U dient er rekening mee te houden dat verlenging van deze termijn niet tot de mogelijkheden behoort.

Beroep dient te worden ingesteld door middel van een memorie, waarin de gronden van het beroep zijn vermeld en van een motivering zijn voorzien.

De memorie dient in zevenvoud te worden ingediend en vergezeld te zijn van zes kopieën van de beslissing waartegen beroep wordt ingesteld.

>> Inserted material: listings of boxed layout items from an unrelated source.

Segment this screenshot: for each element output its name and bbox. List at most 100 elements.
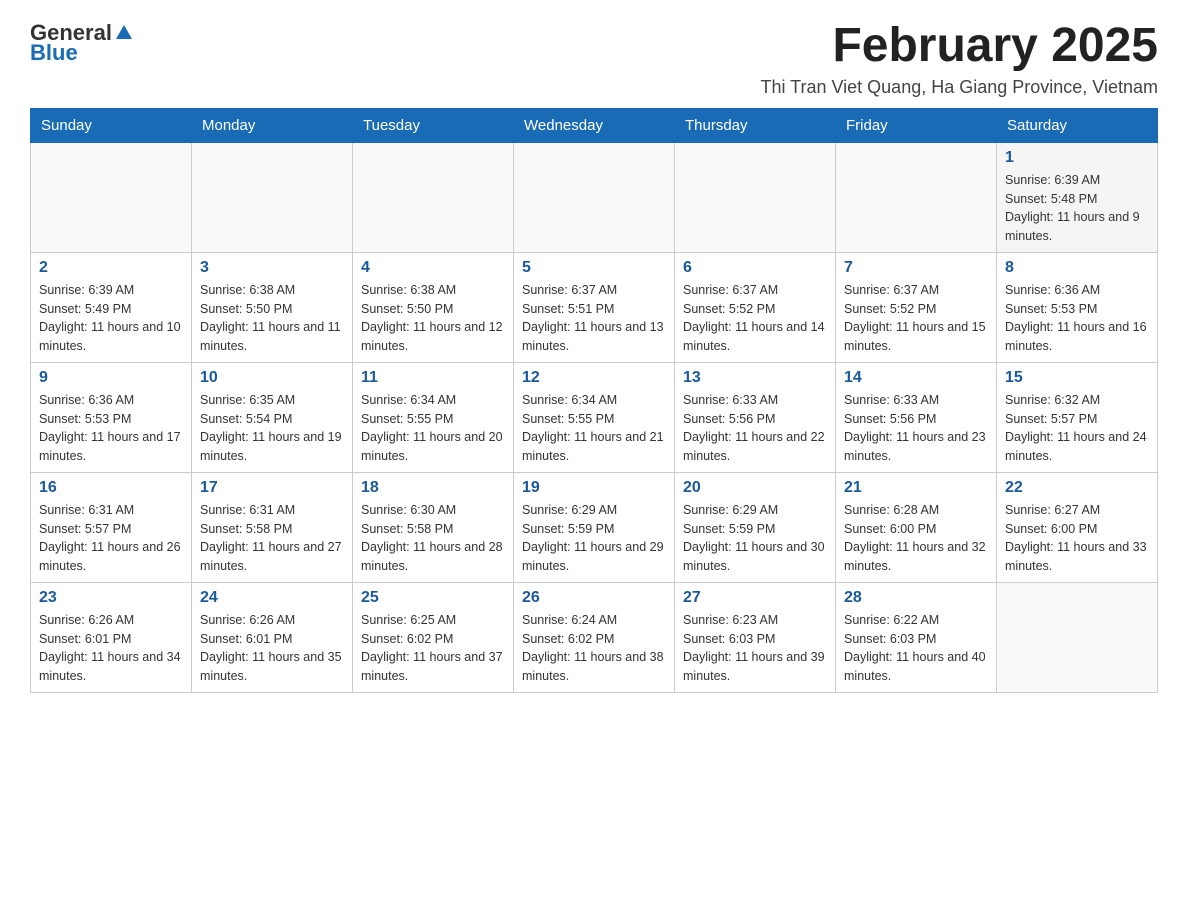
calendar-cell: 18 Sunrise: 6:30 AM Sunset: 5:58 PM Dayli… [353,472,514,582]
calendar-week-row: 23 Sunrise: 6:26 AM Sunset: 6:01 PM Dayli… [31,582,1158,692]
calendar-cell: 2 Sunrise: 6:39 AM Sunset: 5:49 PM Daylig… [31,252,192,362]
calendar-cell: 20 Sunrise: 6:29 AM Sunset: 5:59 PM Dayli… [675,472,836,582]
logo: General Blue [30,20,134,66]
calendar-cell: 16 Sunrise: 6:31 AM Sunset: 5:57 PM Dayli… [31,472,192,582]
day-number: 1 [1005,149,1149,167]
day-number: 4 [361,259,505,277]
day-info: Sunrise: 6:36 AM Sunset: 5:53 PM Dayligh… [1005,281,1149,356]
calendar-cell [675,142,836,252]
day-number: 23 [39,589,183,607]
day-info: Sunrise: 6:29 AM Sunset: 5:59 PM Dayligh… [522,501,666,576]
day-number: 10 [200,369,344,387]
calendar-week-row: 2 Sunrise: 6:39 AM Sunset: 5:49 PM Daylig… [31,252,1158,362]
day-info: Sunrise: 6:39 AM Sunset: 5:48 PM Dayligh… [1005,171,1149,246]
calendar-cell: 11 Sunrise: 6:34 AM Sunset: 5:55 PM Dayli… [353,362,514,472]
calendar-cell: 17 Sunrise: 6:31 AM Sunset: 5:58 PM Dayli… [192,472,353,582]
day-number: 11 [361,369,505,387]
calendar-header-sunday: Sunday [31,108,192,142]
calendar-cell: 15Sunrise: 6:32 AM Sunset: 5:57 PM Dayli… [997,362,1158,472]
calendar-cell: 27 Sunrise: 6:23 AM Sunset: 6:03 PM Dayli… [675,582,836,692]
calendar-cell [997,582,1158,692]
day-number: 22 [1005,479,1149,497]
day-number: 6 [683,259,827,277]
day-number: 9 [39,369,183,387]
calendar-cell [192,142,353,252]
day-info: Sunrise: 6:25 AM Sunset: 6:02 PM Dayligh… [361,611,505,686]
day-number: 8 [1005,259,1149,277]
calendar-cell: 7 Sunrise: 6:37 AM Sunset: 5:52 PM Daylig… [836,252,997,362]
day-info: Sunrise: 6:38 AM Sunset: 5:50 PM Dayligh… [361,281,505,356]
day-info: Sunrise: 6:31 AM Sunset: 5:57 PM Dayligh… [39,501,183,576]
calendar-header-friday: Friday [836,108,997,142]
day-info: Sunrise: 6:35 AM Sunset: 5:54 PM Dayligh… [200,391,344,466]
calendar-cell: 12Sunrise: 6:34 AM Sunset: 5:55 PM Dayli… [514,362,675,472]
day-info: Sunrise: 6:34 AM Sunset: 5:55 PM Dayligh… [522,391,666,466]
day-info: Sunrise: 6:33 AM Sunset: 5:56 PM Dayligh… [683,391,827,466]
day-number: 13 [683,369,827,387]
day-info: Sunrise: 6:28 AM Sunset: 6:00 PM Dayligh… [844,501,988,576]
day-info: Sunrise: 6:39 AM Sunset: 5:49 PM Dayligh… [39,281,183,356]
day-info: Sunrise: 6:30 AM Sunset: 5:58 PM Dayligh… [361,501,505,576]
day-number: 24 [200,589,344,607]
calendar-week-row: 9 Sunrise: 6:36 AM Sunset: 5:53 PM Daylig… [31,362,1158,472]
logo-triangle-icon [114,23,134,43]
day-number: 16 [39,479,183,497]
calendar-cell: 22 Sunrise: 6:27 AM Sunset: 6:00 PM Dayli… [997,472,1158,582]
calendar-cell: 10 Sunrise: 6:35 AM Sunset: 5:54 PM Dayli… [192,362,353,472]
day-info: Sunrise: 6:26 AM Sunset: 6:01 PM Dayligh… [200,611,344,686]
day-number: 17 [200,479,344,497]
calendar-header-wednesday: Wednesday [514,108,675,142]
day-info: Sunrise: 6:37 AM Sunset: 5:52 PM Dayligh… [844,281,988,356]
day-info: Sunrise: 6:34 AM Sunset: 5:55 PM Dayligh… [361,391,505,466]
day-number: 27 [683,589,827,607]
location-subtitle: Thi Tran Viet Quang, Ha Giang Province, … [760,77,1158,98]
calendar-header-row: SundayMondayTuesdayWednesdayThursdayFrid… [31,108,1158,142]
calendar-cell: 19 Sunrise: 6:29 AM Sunset: 5:59 PM Dayli… [514,472,675,582]
day-number: 25 [361,589,505,607]
calendar-cell: 4 Sunrise: 6:38 AM Sunset: 5:50 PM Daylig… [353,252,514,362]
day-number: 15 [1005,369,1149,387]
calendar-header-tuesday: Tuesday [353,108,514,142]
day-number: 18 [361,479,505,497]
month-title: February 2025 [760,20,1158,73]
day-info: Sunrise: 6:38 AM Sunset: 5:50 PM Dayligh… [200,281,344,356]
calendar-cell: 8 Sunrise: 6:36 AM Sunset: 5:53 PM Daylig… [997,252,1158,362]
calendar-cell: 14Sunrise: 6:33 AM Sunset: 5:56 PM Dayli… [836,362,997,472]
day-info: Sunrise: 6:27 AM Sunset: 6:00 PM Dayligh… [1005,501,1149,576]
day-info: Sunrise: 6:29 AM Sunset: 5:59 PM Dayligh… [683,501,827,576]
day-number: 21 [844,479,988,497]
day-number: 2 [39,259,183,277]
day-number: 20 [683,479,827,497]
day-info: Sunrise: 6:22 AM Sunset: 6:03 PM Dayligh… [844,611,988,686]
calendar-cell: 3 Sunrise: 6:38 AM Sunset: 5:50 PM Daylig… [192,252,353,362]
calendar-cell [31,142,192,252]
day-info: Sunrise: 6:33 AM Sunset: 5:56 PM Dayligh… [844,391,988,466]
calendar-cell: 1 Sunrise: 6:39 AM Sunset: 5:48 PM Daylig… [997,142,1158,252]
calendar-cell: 13 Sunrise: 6:33 AM Sunset: 5:56 PM Dayli… [675,362,836,472]
day-info: Sunrise: 6:31 AM Sunset: 5:58 PM Dayligh… [200,501,344,576]
logo-blue-text: Blue [30,40,78,66]
calendar-cell [514,142,675,252]
day-number: 19 [522,479,666,497]
day-number: 26 [522,589,666,607]
calendar-cell: 21 Sunrise: 6:28 AM Sunset: 6:00 PM Dayli… [836,472,997,582]
calendar-cell: 23 Sunrise: 6:26 AM Sunset: 6:01 PM Dayli… [31,582,192,692]
day-number: 7 [844,259,988,277]
calendar-cell: 6 Sunrise: 6:37 AM Sunset: 5:52 PM Daylig… [675,252,836,362]
title-section: February 2025 Thi Tran Viet Quang, Ha Gi… [760,20,1158,98]
day-info: Sunrise: 6:37 AM Sunset: 5:52 PM Dayligh… [683,281,827,356]
day-number: 5 [522,259,666,277]
day-info: Sunrise: 6:37 AM Sunset: 5:51 PM Dayligh… [522,281,666,356]
calendar-header-thursday: Thursday [675,108,836,142]
calendar-table: SundayMondayTuesdayWednesdayThursdayFrid… [30,108,1158,693]
calendar-cell: 26Sunrise: 6:24 AM Sunset: 6:02 PM Dayli… [514,582,675,692]
day-number: 3 [200,259,344,277]
day-info: Sunrise: 6:23 AM Sunset: 6:03 PM Dayligh… [683,611,827,686]
calendar-header-monday: Monday [192,108,353,142]
calendar-cell [353,142,514,252]
day-info: Sunrise: 6:36 AM Sunset: 5:53 PM Dayligh… [39,391,183,466]
day-info: Sunrise: 6:26 AM Sunset: 6:01 PM Dayligh… [39,611,183,686]
calendar-cell [836,142,997,252]
calendar-week-row: 1 Sunrise: 6:39 AM Sunset: 5:48 PM Daylig… [31,142,1158,252]
calendar-cell: 28Sunrise: 6:22 AM Sunset: 6:03 PM Dayli… [836,582,997,692]
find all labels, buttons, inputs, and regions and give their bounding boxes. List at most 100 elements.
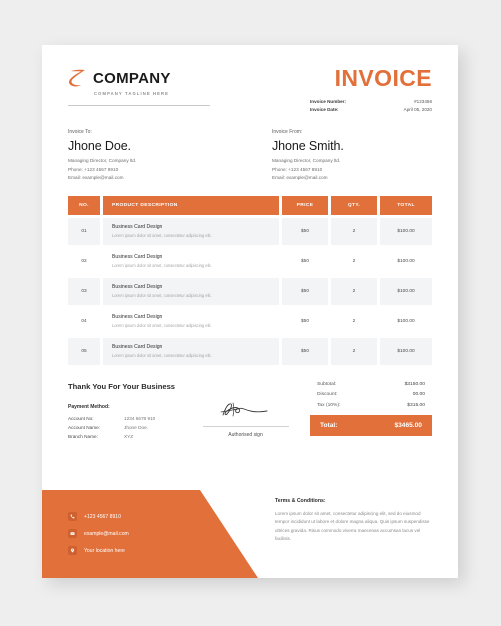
row-price: $50	[282, 277, 328, 305]
payment-branch-name-value: XYZ	[124, 433, 134, 439]
invoice-meta-list: Invoice Number: #123456 Invoice Date: Ap…	[310, 99, 432, 112]
parties-section: Invoice To: Jhone Doe. Managing Director…	[42, 115, 458, 184]
thank-you-note: Thank You For Your Business	[68, 381, 176, 391]
footer-email-row[interactable]: example@mail.com	[68, 529, 129, 538]
footer-contact-list: +123 4567 8910 example@mail.com Your loc…	[68, 512, 129, 563]
footer-phone-text: +123 4567 8910	[84, 513, 121, 520]
row-qty: 2	[331, 217, 377, 245]
invoice-from-email: Email: example@mail.com	[272, 175, 328, 180]
totals-block: Subtotal: $3150.00 Discount: 00.00 Tax (…	[309, 381, 432, 443]
signature-line	[202, 425, 289, 427]
column-header-price: PRICE	[282, 195, 328, 215]
row-total: $100.00	[397, 258, 415, 264]
invoice-from-label: Invoice From:	[272, 129, 303, 135]
terms-title: Terms & Conditions:	[275, 498, 326, 504]
invoice-number-value: #123456	[414, 99, 432, 104]
row-price: $50	[300, 318, 309, 324]
brand-tagline: COMPANY TAGLINE HERE	[94, 91, 170, 96]
row-description-sub: Lorem ipsum dolor sit amet, consectetur …	[112, 232, 212, 238]
invoice-to-email: Email: example@mail.com	[68, 175, 124, 180]
row-no: 03	[68, 277, 100, 305]
discount-value: 00.00	[412, 392, 425, 397]
handwritten-signature-icon	[203, 400, 289, 425]
row-total: $100.00	[397, 318, 415, 324]
discount-label: Discount:	[316, 392, 338, 397]
invoice-to-name: Jhone Doe.	[68, 139, 131, 153]
terms-block: Terms & Conditions: Lorem ipsum dolor si…	[275, 498, 435, 544]
grand-total-value: $3465.00	[394, 421, 422, 429]
payment-branch-name-label: Branch Name:	[68, 433, 98, 439]
payment-account-name-label: Account Name:	[68, 424, 101, 430]
subtotal-value: $3150.00	[404, 381, 425, 387]
terms-body: Lorem ipsum dolor sit amet, consectetur …	[275, 511, 430, 542]
row-no: 04	[81, 318, 87, 324]
row-description-title: Business Card Design	[112, 284, 163, 291]
table-header: NO. PRODUCT DESCRIPTION PRICE QTY. TOTAL	[68, 195, 432, 215]
footer-location-text: Your location here	[84, 547, 125, 554]
payment-account-no-label: Account No:	[68, 415, 94, 421]
invoice-header: COMPANY COMPANY TAGLINE HERE INVOICE Inv…	[42, 45, 458, 115]
table-row: 03 Business Card Design Lorem ipsum dolo…	[68, 277, 432, 305]
footer-email-text: example@mail.com	[84, 530, 129, 537]
brand-divider	[68, 105, 210, 106]
table-row: 04 Business Card Design Lorem ipsum dolo…	[68, 308, 432, 335]
row-qty: 2	[331, 337, 377, 365]
column-header-no: NO.	[68, 195, 100, 215]
grand-total-label: Total:	[319, 421, 338, 429]
invoice-page: COMPANY COMPANY TAGLINE HERE INVOICE Inv…	[42, 45, 458, 578]
invoice-date-label: Invoice Date:	[310, 107, 339, 112]
payment-account-name-row: Account Name: Jhone Doe.	[68, 425, 175, 430]
column-header-description: PRODUCT DESCRIPTION	[112, 202, 178, 208]
grand-total-bar: Total: $3465.00	[309, 414, 432, 436]
subtotal-label: Subtotal:	[316, 381, 337, 387]
row-description-sub: Lorem ipsum dolor sit amet, consectetur …	[112, 352, 212, 358]
invoice-date-value: April 05, 2020	[403, 107, 432, 112]
signature-block: Authorised sign	[202, 400, 289, 443]
column-header-total: TOTAL	[380, 195, 432, 215]
brand-name: COMPANY	[93, 69, 171, 87]
row-price: $50	[282, 217, 328, 245]
payment-account-name-value: Jhone Doe.	[124, 424, 148, 430]
z-mark-logo-icon	[68, 67, 88, 89]
invoice-to-block: Invoice To: Jhone Doe. Managing Director…	[68, 129, 228, 184]
row-total: $100.00	[380, 337, 432, 365]
row-qty: 2	[352, 318, 356, 324]
invoice-footer: +123 4567 8910 example@mail.com Your loc…	[42, 490, 458, 578]
invoice-date-row: Invoice Date: April 05, 2020	[310, 107, 432, 112]
tax-value: $315.00	[407, 402, 425, 408]
row-description-title: Business Card Design	[112, 344, 163, 351]
invoice-number-row: Invoice Number: #123456	[310, 99, 432, 104]
phone-icon	[68, 512, 77, 521]
payment-branch-name-row: Branch Name: XYZ	[68, 434, 175, 439]
invoice-from-role: Managing Director, Company ltd.	[272, 158, 341, 163]
payment-block: Thank You For Your Business Payment Meth…	[68, 382, 175, 443]
row-price: $50	[282, 337, 328, 365]
table-row: 05 Business Card Design Lorem ipsum dolo…	[68, 337, 432, 365]
row-description-sub: Lorem ipsum dolor sit amet, consectetur …	[112, 292, 212, 298]
table-row: 02 Business Card Design Lorem ipsum dolo…	[68, 248, 432, 275]
invoice-to-role: Managing Director, Company ltd.	[68, 158, 137, 163]
row-total: $100.00	[380, 217, 432, 245]
row-no: 05	[68, 337, 100, 365]
location-pin-icon	[68, 546, 77, 555]
invoice-from-phone: Phone: +123 4567 8910	[272, 166, 323, 172]
row-price: $50	[300, 258, 309, 264]
payment-account-no-row: Account No: 1234 5678 910	[68, 416, 175, 421]
invoice-from-name: Jhone Smith.	[272, 139, 344, 153]
row-description-title: Business Card Design	[112, 224, 163, 231]
row-qty: 2	[352, 258, 356, 264]
invoice-number-label: Invoice Number:	[310, 99, 346, 104]
row-total: $100.00	[380, 277, 432, 305]
footer-location-row[interactable]: Your location here	[68, 546, 129, 555]
footer-phone-row[interactable]: +123 4567 8910	[68, 512, 129, 521]
invoice-from-block: Invoice From: Jhone Smith. Managing Dire…	[272, 129, 432, 184]
payment-account-no-value: 1234 5678 910	[124, 415, 156, 421]
summary-section: Thank You For Your Business Payment Meth…	[42, 368, 458, 443]
invoice-title: INVOICE	[334, 65, 432, 91]
row-qty: 2	[331, 277, 377, 305]
signature-label: Authorised sign	[228, 431, 263, 438]
envelope-icon	[68, 529, 77, 538]
row-description-title: Business Card Design	[112, 314, 163, 321]
row-description-title: Business Card Design	[112, 254, 163, 261]
tax-label: Tax (10%):	[316, 402, 341, 408]
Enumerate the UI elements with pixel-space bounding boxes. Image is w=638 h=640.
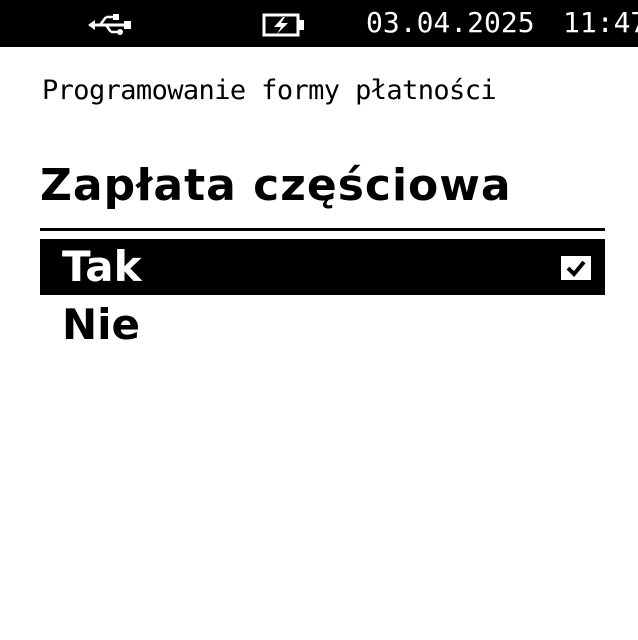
- screen-subtitle: Programowanie formy płatności: [42, 75, 497, 106]
- page-title: Zapłata częściowa: [40, 160, 512, 211]
- option-nie[interactable]: Nie: [40, 297, 605, 353]
- option-label: Tak: [62, 242, 142, 291]
- usb-icon: [88, 14, 131, 35]
- title-divider: [40, 228, 605, 231]
- option-tak[interactable]: Tak: [40, 239, 605, 295]
- checkmark-icon: [561, 256, 591, 280]
- status-bar: 03.04.2025 11:47: [0, 0, 638, 47]
- battery-charging-icon: [262, 13, 304, 37]
- device-screen: 03.04.2025 11:47 Programowanie formy pła…: [0, 0, 638, 640]
- option-label: Nie: [62, 300, 141, 349]
- status-date: 03.04.2025: [366, 6, 535, 39]
- status-time: 11:47: [563, 6, 638, 39]
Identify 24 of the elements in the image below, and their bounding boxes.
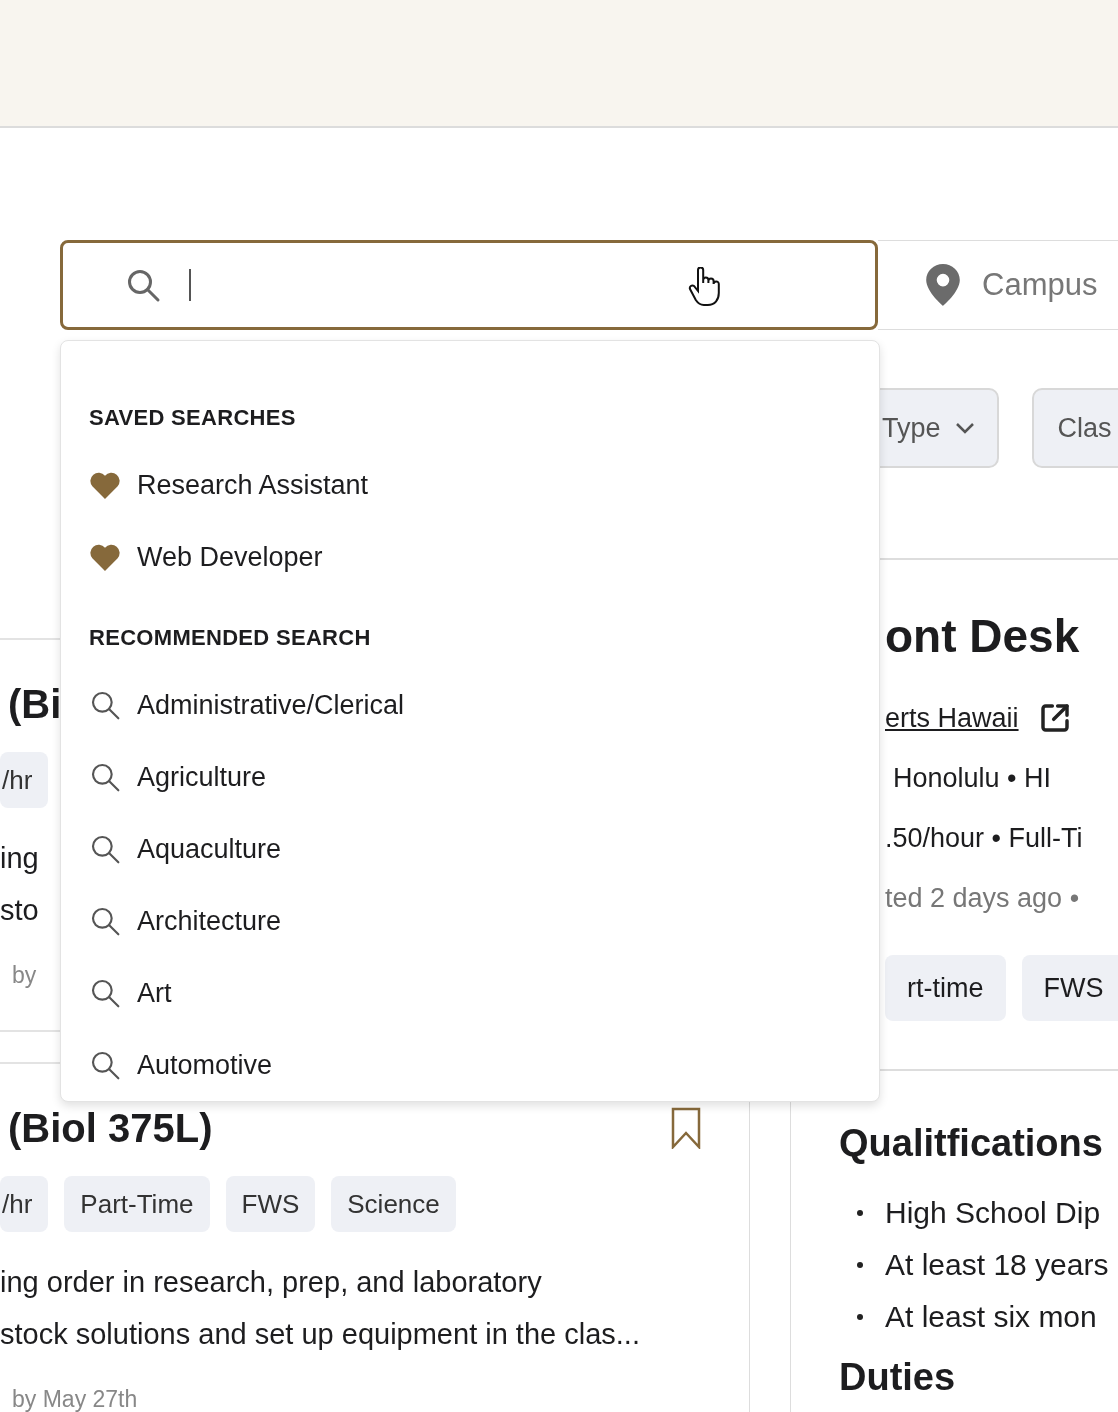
dropdown-section-heading: SAVED SEARCHES bbox=[89, 406, 297, 430]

De appèlmemorie kan op de volgende wijze worden ingediend bij het Hof van Discipline:

a. Per post

Het postadres van de griffie van het Hof van Discipline is: Postbus 132, 4840 AC Prinsenbeek.

b. Bezorging

De griffie is gevestigd aan het adres Markt 44, 4841 AC Prinsenbeek. Bezorging kan uitsluitend plaatsvinden op de gebruikelijke werkdagen tijdens de gebruikelijke kantooruren tot 15.00 uur.

c. Per fax

Het faxnummer van het Hof van Discipline is: 076-5484608.

Tegelijkertijd met de indiening per fax dienen de originele stukken per post te worden toegezonden aan de griffie van het Hof in het vereiste aantal.

Voor het inwinnen van informatie: het telefoonnummer van het Hof van Discipline is: 076-5484607.